Resilience of Water Sensitive Design Assets in Urban Environments Against Urban Flooding and Climate Change
I am a 3rd year PhD student at the University of Auckland with a focus on urban flood resilience. My engagement towards this field first started when I graduated from Deakin University (Australia) with my Bachelor’s Degree and worked as a Research Assistant in various projects as a stormwater modeller.
I quickly grew a keen interest towards urban flood mitigation and water sensitive design assets. Being from Sri Lanka, and having lived in many countries since then, I have personally seen the devastating impacts of urban flooding on human lives, and how the mismanagement of stormwater during flood events could lead to millions of dollars in asset damage and even the loss of human lives.

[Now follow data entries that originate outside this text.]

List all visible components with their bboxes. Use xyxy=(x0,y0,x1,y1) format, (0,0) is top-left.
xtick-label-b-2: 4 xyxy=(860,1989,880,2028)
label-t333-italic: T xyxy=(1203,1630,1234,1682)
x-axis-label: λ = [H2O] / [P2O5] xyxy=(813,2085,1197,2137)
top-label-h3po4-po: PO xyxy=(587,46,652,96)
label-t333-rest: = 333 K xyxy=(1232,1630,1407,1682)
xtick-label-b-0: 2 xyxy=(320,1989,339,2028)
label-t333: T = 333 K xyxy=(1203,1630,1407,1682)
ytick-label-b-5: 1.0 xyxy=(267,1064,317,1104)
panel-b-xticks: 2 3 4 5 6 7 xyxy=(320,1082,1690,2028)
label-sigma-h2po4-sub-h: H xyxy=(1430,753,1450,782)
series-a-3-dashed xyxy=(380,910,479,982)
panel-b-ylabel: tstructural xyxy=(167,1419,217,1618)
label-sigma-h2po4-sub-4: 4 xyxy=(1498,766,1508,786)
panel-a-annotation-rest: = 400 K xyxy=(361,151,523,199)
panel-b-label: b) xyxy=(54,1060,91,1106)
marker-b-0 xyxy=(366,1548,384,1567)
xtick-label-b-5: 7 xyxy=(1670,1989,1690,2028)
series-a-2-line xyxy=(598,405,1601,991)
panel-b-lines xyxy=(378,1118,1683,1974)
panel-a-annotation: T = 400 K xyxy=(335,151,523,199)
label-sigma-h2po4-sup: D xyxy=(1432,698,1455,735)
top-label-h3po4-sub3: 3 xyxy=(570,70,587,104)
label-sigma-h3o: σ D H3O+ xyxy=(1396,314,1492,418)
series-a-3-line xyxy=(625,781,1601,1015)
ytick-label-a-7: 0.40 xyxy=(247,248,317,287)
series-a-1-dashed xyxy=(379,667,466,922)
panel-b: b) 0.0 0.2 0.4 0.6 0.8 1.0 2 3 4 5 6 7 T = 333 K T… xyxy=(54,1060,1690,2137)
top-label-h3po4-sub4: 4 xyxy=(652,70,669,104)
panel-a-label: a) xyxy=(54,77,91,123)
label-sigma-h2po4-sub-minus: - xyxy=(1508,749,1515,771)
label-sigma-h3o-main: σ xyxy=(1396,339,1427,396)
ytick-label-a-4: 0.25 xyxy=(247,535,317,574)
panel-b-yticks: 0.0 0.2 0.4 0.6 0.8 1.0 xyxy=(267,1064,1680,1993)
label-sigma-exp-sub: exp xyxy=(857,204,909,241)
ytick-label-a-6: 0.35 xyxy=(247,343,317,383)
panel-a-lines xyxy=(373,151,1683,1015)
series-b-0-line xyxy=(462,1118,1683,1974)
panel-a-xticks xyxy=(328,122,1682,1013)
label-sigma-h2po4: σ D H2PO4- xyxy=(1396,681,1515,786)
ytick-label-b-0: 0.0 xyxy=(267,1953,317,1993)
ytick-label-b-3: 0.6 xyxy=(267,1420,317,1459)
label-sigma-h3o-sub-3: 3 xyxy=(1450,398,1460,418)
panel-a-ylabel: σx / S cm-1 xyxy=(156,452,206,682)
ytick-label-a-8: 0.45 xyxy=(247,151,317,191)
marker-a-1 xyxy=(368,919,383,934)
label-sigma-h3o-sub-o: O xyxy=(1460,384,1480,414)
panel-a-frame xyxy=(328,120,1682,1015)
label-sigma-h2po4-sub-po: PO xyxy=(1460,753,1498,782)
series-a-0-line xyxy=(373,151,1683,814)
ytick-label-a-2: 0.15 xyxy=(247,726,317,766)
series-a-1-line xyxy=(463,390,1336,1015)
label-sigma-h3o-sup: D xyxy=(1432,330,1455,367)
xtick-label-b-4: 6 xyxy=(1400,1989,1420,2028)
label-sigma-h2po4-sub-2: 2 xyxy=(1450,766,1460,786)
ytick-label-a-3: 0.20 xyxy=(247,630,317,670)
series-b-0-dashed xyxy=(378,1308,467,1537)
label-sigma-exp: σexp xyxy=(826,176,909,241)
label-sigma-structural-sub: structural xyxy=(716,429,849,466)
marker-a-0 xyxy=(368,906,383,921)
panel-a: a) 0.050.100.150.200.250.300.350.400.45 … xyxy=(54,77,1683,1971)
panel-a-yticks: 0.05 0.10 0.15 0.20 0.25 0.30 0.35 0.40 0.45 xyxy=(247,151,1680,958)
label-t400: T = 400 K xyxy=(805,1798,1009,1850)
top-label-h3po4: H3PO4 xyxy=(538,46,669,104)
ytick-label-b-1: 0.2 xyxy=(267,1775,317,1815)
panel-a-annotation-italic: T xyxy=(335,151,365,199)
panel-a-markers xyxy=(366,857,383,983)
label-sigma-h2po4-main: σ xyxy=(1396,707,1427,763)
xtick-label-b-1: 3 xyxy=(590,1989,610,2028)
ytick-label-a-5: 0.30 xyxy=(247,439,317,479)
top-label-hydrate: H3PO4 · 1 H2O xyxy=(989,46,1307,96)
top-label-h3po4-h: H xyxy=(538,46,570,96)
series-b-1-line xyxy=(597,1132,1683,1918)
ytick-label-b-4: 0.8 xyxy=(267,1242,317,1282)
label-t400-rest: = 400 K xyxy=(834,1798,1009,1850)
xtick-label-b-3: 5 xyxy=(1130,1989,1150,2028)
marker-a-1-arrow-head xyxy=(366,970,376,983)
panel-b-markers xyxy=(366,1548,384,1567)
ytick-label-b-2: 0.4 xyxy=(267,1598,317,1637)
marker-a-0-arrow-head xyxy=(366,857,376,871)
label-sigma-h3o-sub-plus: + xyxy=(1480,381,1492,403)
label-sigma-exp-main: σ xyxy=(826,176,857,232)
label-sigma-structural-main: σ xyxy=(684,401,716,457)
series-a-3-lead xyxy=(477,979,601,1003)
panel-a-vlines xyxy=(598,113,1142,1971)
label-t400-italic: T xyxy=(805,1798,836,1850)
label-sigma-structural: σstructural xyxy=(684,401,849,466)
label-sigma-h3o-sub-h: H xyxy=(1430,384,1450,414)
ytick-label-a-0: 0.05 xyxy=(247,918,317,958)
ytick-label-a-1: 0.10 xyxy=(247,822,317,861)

It’s this personal experience, coupled with my passion towards stormwater modelling that made me realise that I could make a significant contribution towards the research gaps in this field. Having a knack for research therefore encouraged me to pursue my further education at University of Auckland.

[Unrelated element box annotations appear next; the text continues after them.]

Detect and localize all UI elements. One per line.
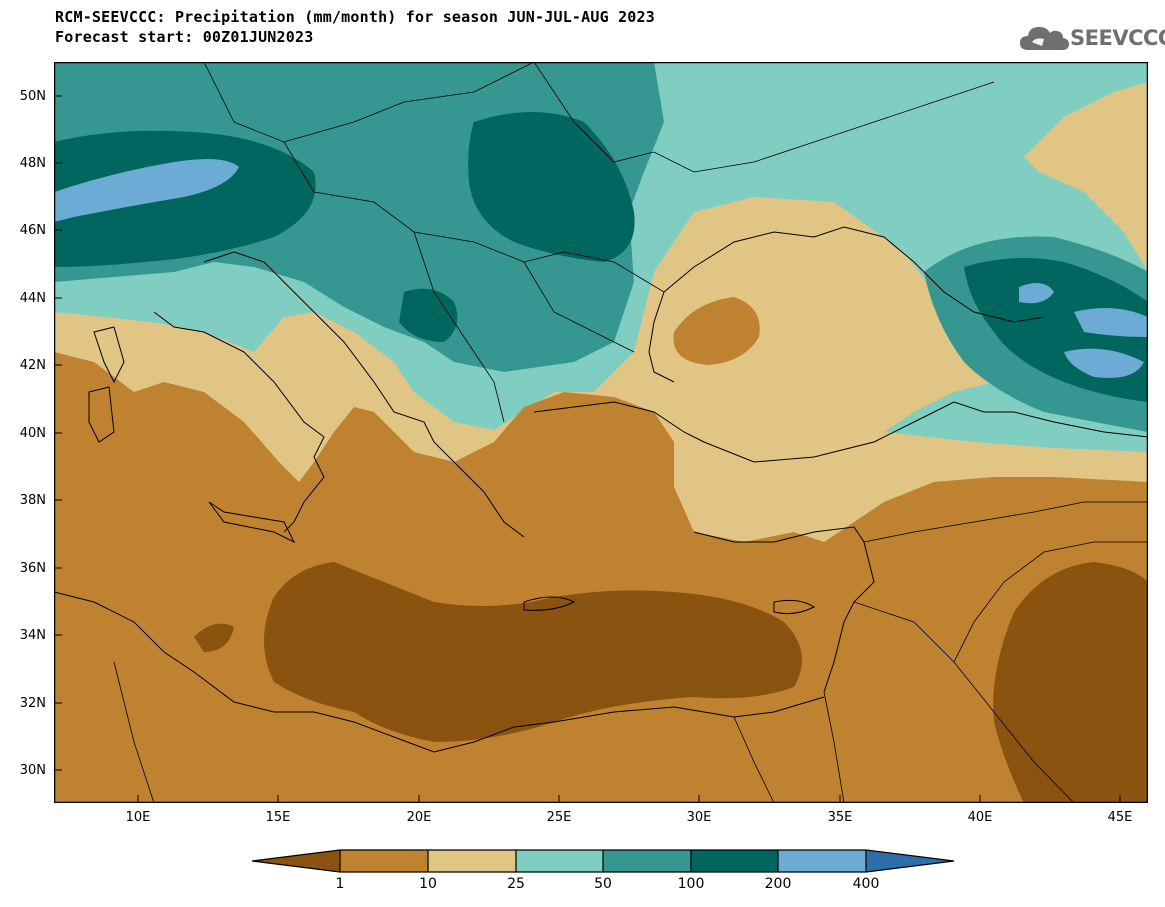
- lon-label: 45E: [1107, 810, 1133, 825]
- lat-label: 30N: [19, 763, 46, 778]
- lat-label: 38N: [19, 493, 46, 508]
- lat-label: 34N: [19, 628, 46, 643]
- lat-label: 46N: [19, 223, 46, 238]
- colorbar-segment: [866, 850, 954, 872]
- lon-label: 40E: [967, 810, 993, 825]
- field-lt1-sw: [194, 623, 234, 652]
- field-1-10-blacksea: [673, 297, 760, 365]
- forecast-start-label: Forecast start: 00Z01JUN2023: [55, 28, 314, 46]
- field-100-200-alps: [54, 130, 316, 267]
- lat-label: 36N: [19, 561, 46, 576]
- field-200-400-caucasus: [1019, 283, 1148, 378]
- lat-label: 44N: [19, 291, 46, 306]
- field-100-200-balkans: [399, 288, 458, 342]
- logo-text: SEEVCCC: [1070, 26, 1165, 50]
- field-200-400-alps: [54, 158, 239, 222]
- colorbar-label: 50: [594, 876, 612, 892]
- field-100-200-carpath: [468, 112, 635, 262]
- tick-marks: [54, 95, 1121, 803]
- lat-label: 48N: [19, 156, 46, 171]
- colorbar-label: 100: [677, 876, 705, 892]
- field-lt1-se: [993, 562, 1148, 803]
- lat-label: 50N: [19, 89, 46, 104]
- colorbar-segment: [603, 850, 691, 872]
- lon-label: 30E: [686, 810, 712, 825]
- colorbar-segment: [778, 850, 866, 872]
- chart-title: RCM-SEEVCCC: Precipitation (mm/month) fo…: [55, 8, 655, 26]
- lon-label: 35E: [827, 810, 853, 825]
- colorbar-label: 10: [419, 876, 437, 892]
- lon-label: 10E: [125, 810, 151, 825]
- seevccc-logo: SEEVCCC: [1018, 22, 1165, 56]
- colorbar-segment: [691, 850, 778, 872]
- country-borders: [113, 62, 1148, 803]
- cloud-icon: [1020, 27, 1069, 50]
- coastlines: [54, 226, 1148, 753]
- field-lt1: [264, 562, 802, 742]
- colorbar: [252, 849, 954, 873]
- colorbar-label: 25: [507, 876, 525, 892]
- colorbar-label: 200: [764, 876, 792, 892]
- lon-label: 15E: [265, 810, 291, 825]
- precipitation-map: [54, 62, 1148, 803]
- lat-label: 42N: [19, 358, 46, 373]
- lat-label: 40N: [19, 426, 46, 441]
- field-10-25-ne: [1024, 82, 1148, 272]
- colorbar-outline: [252, 849, 954, 873]
- lat-label: 32N: [19, 696, 46, 711]
- colorbar-segment: [252, 850, 340, 872]
- lon-label: 20E: [406, 810, 432, 825]
- colorbar-segment: [428, 850, 516, 872]
- map-frame: [54, 62, 1148, 803]
- colorbar-label: 1: [335, 876, 345, 892]
- lon-label: 25E: [546, 810, 572, 825]
- colorbar-segment: [516, 850, 603, 872]
- colorbar-label: 400: [852, 876, 880, 892]
- colorbar-segment: [340, 850, 428, 872]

Throughout history, urbanization & climate change have been identified as two of the biggest factors that accentuate the impacts of urban flooding. A changing climate can lead to more frequent and severe storm events. Coupled with urbanization and the subsequent increase in size of impervious areas, it is certain that problems associated with flooding will only worsen into the future.
Water Sensitive Design assets (bioretention basins, rain gardens, green roofs and permeable pavements) are increasingly being integrated into cities and urban environments. Such engineered green-infrastructure has been proven to not only improve the visual aesthetics of previously “grey” urban cities, but also to recover a portion of stormwater catchment storage capacity previously lost to urbanization.
The strengths of these assets lie in being “safe-to-fail” instead of “failsafe”, as they enhance a catchments ability resist urban flooding for longer and recover faster to the business-as-usual scenario.
My research will focus on developing a fair metric to quantify the resilience of stormwater assets in urban environments that addresses these strengths. Such a metric will be crucial in identifying critical parameters that influence the resilience of water sensitive design assets in a new light. More informed engineering decisions can be made, and policies can be improved to strengthen our battle against urban flooding in the current climate, and into the future.
This research topic has been both challenging and enjoyable as I am able to connect myself with my passion, as well as having a sense of accomplishment towards the betterment of the natural environment. I have had the privilege of working under the supervision of Asaad Shamseldin & Conrad Zorn. Their expertise in the field and encouragement has made this experience well worth it!